Soraya Saenz de Santamaria said today that the government would not take any action until receiving IMF evaluations on Monday, and until auditors Spain has contracted have reported back.
The economy ministry said on its website the latter evaluations are expected by June 21 at the latest.
"Once the estimates of the numbers are known with regard to what the financial sector might need, the government will state its position," Saenz de Santamaria said.
"But in any case, I am telling you that no decision has been made either way," she added.
The cost of bailing out the struggling Spanish banks varies greatly depending on the estimate.
Some claim the figure is as low as 40 billion euros, with others saying the estimate could be as high as 100 billion euros (£80bn).
Just ten days ago the Spanish Prime Minister, Mariano Rajoy, stated that “there will be no rescue of the Spanish banking sector”, but is now refusing to rule out seeking external help for banks in the eurozone's fourth biggest economy.
The European Commission spokesman on economic affairs said today that Spain had made no request for any support, and would not confirm of deny the reports that a conference call was planned.

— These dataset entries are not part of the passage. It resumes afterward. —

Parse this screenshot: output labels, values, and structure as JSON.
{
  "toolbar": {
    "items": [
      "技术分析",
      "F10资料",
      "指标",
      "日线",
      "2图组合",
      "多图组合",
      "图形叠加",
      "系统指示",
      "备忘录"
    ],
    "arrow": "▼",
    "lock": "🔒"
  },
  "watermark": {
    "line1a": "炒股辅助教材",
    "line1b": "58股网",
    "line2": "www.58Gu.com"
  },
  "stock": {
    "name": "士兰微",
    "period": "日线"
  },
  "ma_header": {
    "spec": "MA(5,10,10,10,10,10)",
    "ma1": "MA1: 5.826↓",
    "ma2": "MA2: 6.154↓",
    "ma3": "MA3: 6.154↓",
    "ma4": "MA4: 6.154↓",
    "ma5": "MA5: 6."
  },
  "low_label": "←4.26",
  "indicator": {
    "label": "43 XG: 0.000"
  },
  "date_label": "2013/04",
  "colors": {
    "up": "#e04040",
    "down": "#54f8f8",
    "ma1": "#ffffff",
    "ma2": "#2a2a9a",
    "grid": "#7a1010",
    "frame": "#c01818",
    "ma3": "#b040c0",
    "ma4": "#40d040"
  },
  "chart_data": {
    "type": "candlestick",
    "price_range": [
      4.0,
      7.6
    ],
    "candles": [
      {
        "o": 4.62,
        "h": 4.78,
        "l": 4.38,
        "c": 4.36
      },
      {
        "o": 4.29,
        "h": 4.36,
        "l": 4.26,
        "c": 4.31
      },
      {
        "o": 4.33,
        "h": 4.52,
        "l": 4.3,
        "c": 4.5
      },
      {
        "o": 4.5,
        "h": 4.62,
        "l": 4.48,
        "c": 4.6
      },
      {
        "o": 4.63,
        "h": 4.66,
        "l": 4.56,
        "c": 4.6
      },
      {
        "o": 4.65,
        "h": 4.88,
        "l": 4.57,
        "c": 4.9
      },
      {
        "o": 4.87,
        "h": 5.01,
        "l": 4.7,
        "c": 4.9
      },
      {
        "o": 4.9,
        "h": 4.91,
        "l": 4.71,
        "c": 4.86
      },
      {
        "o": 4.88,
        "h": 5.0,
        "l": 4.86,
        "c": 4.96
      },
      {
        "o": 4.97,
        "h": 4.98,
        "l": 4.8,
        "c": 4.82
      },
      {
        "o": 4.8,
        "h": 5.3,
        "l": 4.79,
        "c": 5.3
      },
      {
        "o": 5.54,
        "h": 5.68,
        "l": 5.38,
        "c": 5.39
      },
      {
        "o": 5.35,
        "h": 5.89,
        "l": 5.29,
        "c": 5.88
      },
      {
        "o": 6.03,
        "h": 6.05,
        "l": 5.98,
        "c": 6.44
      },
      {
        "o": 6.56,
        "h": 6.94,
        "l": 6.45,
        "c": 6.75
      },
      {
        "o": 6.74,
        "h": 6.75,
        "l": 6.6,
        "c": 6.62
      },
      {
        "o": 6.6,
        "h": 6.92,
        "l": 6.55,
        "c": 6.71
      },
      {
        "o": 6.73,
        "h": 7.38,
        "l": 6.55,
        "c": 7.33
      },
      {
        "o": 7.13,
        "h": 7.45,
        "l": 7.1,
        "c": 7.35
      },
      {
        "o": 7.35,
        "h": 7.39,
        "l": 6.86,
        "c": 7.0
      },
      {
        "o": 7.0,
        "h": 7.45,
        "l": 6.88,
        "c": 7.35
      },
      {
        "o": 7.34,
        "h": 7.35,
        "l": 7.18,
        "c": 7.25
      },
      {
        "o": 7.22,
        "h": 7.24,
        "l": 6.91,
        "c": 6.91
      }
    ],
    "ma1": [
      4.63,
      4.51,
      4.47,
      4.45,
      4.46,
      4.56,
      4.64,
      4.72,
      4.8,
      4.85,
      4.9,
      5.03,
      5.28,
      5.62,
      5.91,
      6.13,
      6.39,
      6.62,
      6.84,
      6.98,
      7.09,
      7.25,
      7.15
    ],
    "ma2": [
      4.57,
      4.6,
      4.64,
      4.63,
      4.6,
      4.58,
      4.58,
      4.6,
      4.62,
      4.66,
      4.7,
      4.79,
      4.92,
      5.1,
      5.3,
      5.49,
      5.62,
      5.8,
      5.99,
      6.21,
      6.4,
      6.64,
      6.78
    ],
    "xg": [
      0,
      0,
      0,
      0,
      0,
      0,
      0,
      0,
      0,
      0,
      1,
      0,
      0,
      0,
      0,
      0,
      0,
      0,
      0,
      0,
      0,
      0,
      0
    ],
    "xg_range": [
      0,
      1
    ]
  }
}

Angela Merkel, speaking in Berlin said it was up to Spain to decide on what course of action was appropriate - and that she would not be pressing any country into taking a bailout.
Spain has faced criticism for the length of time it has taken for them to make a road-map for dealing with the crisis.
Business leaders have stressed that Spain needs to find a solution to the financial issues that it faces as soon as possible, in order to avoid any potential market fall-out following the Greek general elections on June 17.
Andreas Schmitz, the head of Germany's banking association said, "What we now crucially need is transparency and trust. Any further uncertainty, any speculation how the situation could develop is poisonous for the markets."
If the Spanish government approaches the European Union it may once again raise questions over its ability to deal with its debts through refinancing.
A Spanish bailout could also turn attention on Italy - which has the second-largest debt-load in the eurozone after Greece.
Debt in Italy is currently at 120% of its Gross Domestic Product.